Temporal coherence-based self-supervised learning for laparoscopic workflow analysis
This work addresses the data annotation bottleneck for computer-assisted surgery systems, offering an incremental improvement in surgical phase segmentation.
The paper tackles the problem of limited annotated data for surgical workflow analysis by proposing self-supervised pretraining methods using temporal coherence on unlabeled laparoscopic videos, achieving an F1 score of 84.6 on the Cholec80 dataset and up to a 10-point improvement over non-pretrained networks.
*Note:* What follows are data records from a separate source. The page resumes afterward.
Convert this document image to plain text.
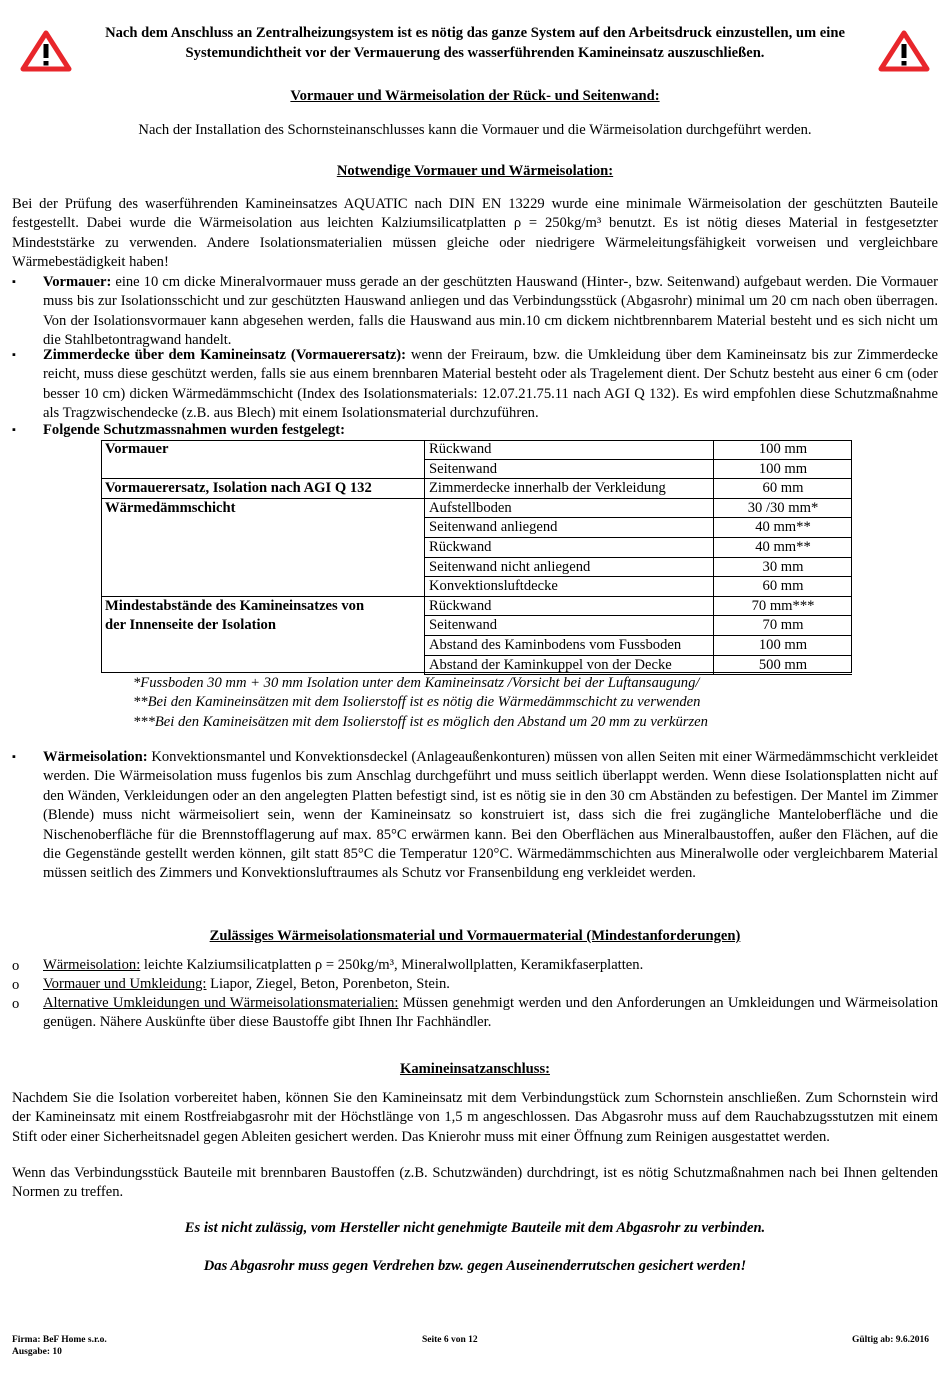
Nach dem Anschluss an Zentralheizungsystem ist es nötig das ganze System auf den Arbeitsdruck einzustellen, um eine
Systemundichtheit vor der Vermauerung des wasserführenden Kamineinsatz auszuschließen.
Vormauer und Wärmeisolation der Rück- und Seitenwand:
Nach der Installation des Schornsteinanschlusses kann die Vormauer und die Wärmeisolation durchgeführt werden.
Notwendige Vormauer und Wärmeisolation:
Bei der Prüfung des waserführenden Kamineinsatzes AQUATIC nach DIN EN 13229 wurde eine minimale Wärmeisolation der geschützten Bauteile festgestellt. Dabei wurde die Wärmeisolation aus leichten Kalziumsilicatplatten ρ = 250kg/m³ benutzt. Es ist nötig dieses Material in festgesetzter Mindeststärke zu verwenden. Andere Isolationsmaterialien müssen gleiche oder niedrigere Wärmeleitungsfähigkeit vorweisen und vergleichbare Wärmebestädigkeit haben!
▪	Vormauer: eine 10 cm dicke Mineralvormauer muss gerade an der geschützten Hauswand (Hinter-, bzw. Seitenwand) aufgebaut werden. Die Vormauer muss bis zur Isolationsschicht und zur geschützten Hauswand anliegen und das Verbindungsstück (Abgasrohr) minimal um 20 cm nach oben überragen. Von der Isolationsvormauer kann abgesehen werden, falls die Hauswand aus min.10 cm dickem nichtbrennbarem Material besteht und es sich nicht um die Stahlbetontragwand handelt.
▪	Zimmerdecke über dem Kamineinsatz (Vormauerersatz): wenn der Freiraum, bzw. die Umkleidung über dem Kamineinsatz bis zur Zimmerdecke reicht, muss diese geschützt werden, falls sie aus einem brennbaren Material besteht oder als Tragelement dient. Der Schutz besteht aus einer 6 cm (oder besser 10 cm) dicken Wärmedämmschicht (Index des Isolationsmaterials: 12.07.21.75.11 nach AGI Q 132). Es wird empfohlen diese Schutzmaßnahme als Tragzwischendecke (z.B. aus Blech) mit einem Isolationsmaterial durchzuführen.
▪	Folgende Schutzmassnahmen wurden festgelegt:
Vormauer	Rückwand	100 mm
	Seitenwand	100 mm
Vormauerersatz, Isolation nach AGI Q 132	Zimmerdecke innerhalb der Verkleidung	60 mm
Wärmedämmschicht	Aufstellboden	30 /30 mm*
	Seitenwand anliegend	40 mm**
	Rückwand	40 mm**
	Seitenwand nicht anliegend	30 mm
	Konvektionsluftdecke	60 mm
Mindestabstände des Kamineinsatzes von	Rückwand	70 mm***
der Innenseite der Isolation	Seitenwand	70 mm
	Abstand des Kaminbodens vom Fussboden	100 mm
	Abstand der Kaminkuppel von der Decke	500 mm
*Fussboden 30 mm + 30 mm Isolation unter dem Kamineinsatz /Vorsicht bei der Luftansaugung/
**Bei den Kamineinsätzen mit dem Isolierstoff ist es nötig die Wärmedämmschicht zu verwenden
***Bei den Kamineisätzen mit dem Isolierstoff ist es möglich den Abstand um 20 mm zu verkürzen
▪	Wärmeisolation: Konvektionsmantel und Konvektionsdeckel (Anlageaußenkonturen) müssen von allen Seiten mit einer Wärmedämmschicht verkleidet werden. Die Wärmeisolation muss fugenlos bis zum Anschlag durchgeführt und muss seitlich überlappt werden. Wenn diese Isolationsplatten nicht auf den Wänden, Verkleidungen oder an den angelegten Platten befestigt sind, ist es nötig sie in den 30 cm Abständen zu befestigen. Der Mantel im Zimmer (Blende) muss nicht wärmeisoliert sein, wenn der Kamineinsatz so konstruiert ist, dass sich die frei zugängliche Manteloberfläche und die Nischenoberfläche für die Brennstofflagerung auf max. 85°C erwärmen kann. Bei den Oberflächen aus Mineralbaustoffen, außer den Flächen, auf die die Gegenstände gestellt werden können, gilt statt 85°C die Temperatur 120°C. Wärmedämmschichten aus Mineralwolle oder vergleichbarem Material müssen seitlich des Zimmers und Konvektionsluftraumes als Schutz vor Fransenbildung eng verkleidet werden.
Zulässiges Wärmeisolationsmaterial und Vormauermaterial (Mindestanforderungen)
o Wärmeisolation: leichte Kalziumsilicatplatten ρ = 250kg/m³, Mineralwollplatten, Keramikfaserplatten.
o Vormauer und Umkleidung: Liapor, Ziegel, Beton, Porenbeton, Stein.
o Alternative Umkleidungen und Wärmeisolationsmaterialien: Müssen genehmigt werden und den Anforderungen an Umkleidungen und Wärmeisolation genügen. Nähere Auskünfte über diese Baustoffe gibt Ihnen Ihr Fachhändler.
Kamineinsatzanschluss:
Nachdem Sie die Isolation vorbereitet haben, können Sie den Kamineinsatz mit dem Verbindungstück zum Schornstein anschließen. Zum Schornstein wird der Kamineinsatz mit einem Rostfreiabgasrohr mit der Höchstlänge von 1,5 m angeschlossen. Das Abgasrohr muss auf dem Rauchabzugsstutzen mit einem Stift oder einer Sicherheitsnadel gegen Ableiten gesichert werden. Das Knierohr muss mit einer Öffnung zum Reinigen ausgestattet werden.
Wenn das Verbindungsstück Bauteile mit brennbaren Baustoffen (z.B. Schutzwänden) durchdringt, ist es nötig Schutzmaßnahmen nach bei Ihnen geltenden Normen zu treffen.
Es ist nicht zulässig, vom Hersteller nicht genehmigte Bauteile mit dem Abgasrohr zu verbinden.
Das Abgasrohr muss gegen Verdrehen bzw. gegen Auseinenderrutschen gesichert werden!
Firma: BeF Home s.r.o.
Ausgabe: 10
Seite 6 von 12	Gültig ab: 9.6.2016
In order to provide the right type of assistance at the right time, computer-assisted surgery systems need context awareness. To achieve this, methods for surgical workflow analysis are crucial. Currently, convolutional neural networks provide the best performance for video-based workflow analysis tasks. For training such networks, large amounts of annotated data are necessary. However, collecting a sufficient amount of data is often costly, time-consuming, and not always feasible. In this paper, we address this problem by presenting and comparing different approaches for self-supervised pretraining of neural networks on unlabeled laparoscopic videos using temporal coherence. We evaluate our pretrained networks on Cholec80, a publicly available dataset for surgical phase segmentation, on which a maximum F1 score of 84.6 was reached. Furthermore, we were able to achieve an increase of the F1 score of up to 10 points when compared to a non-pretrained neural network.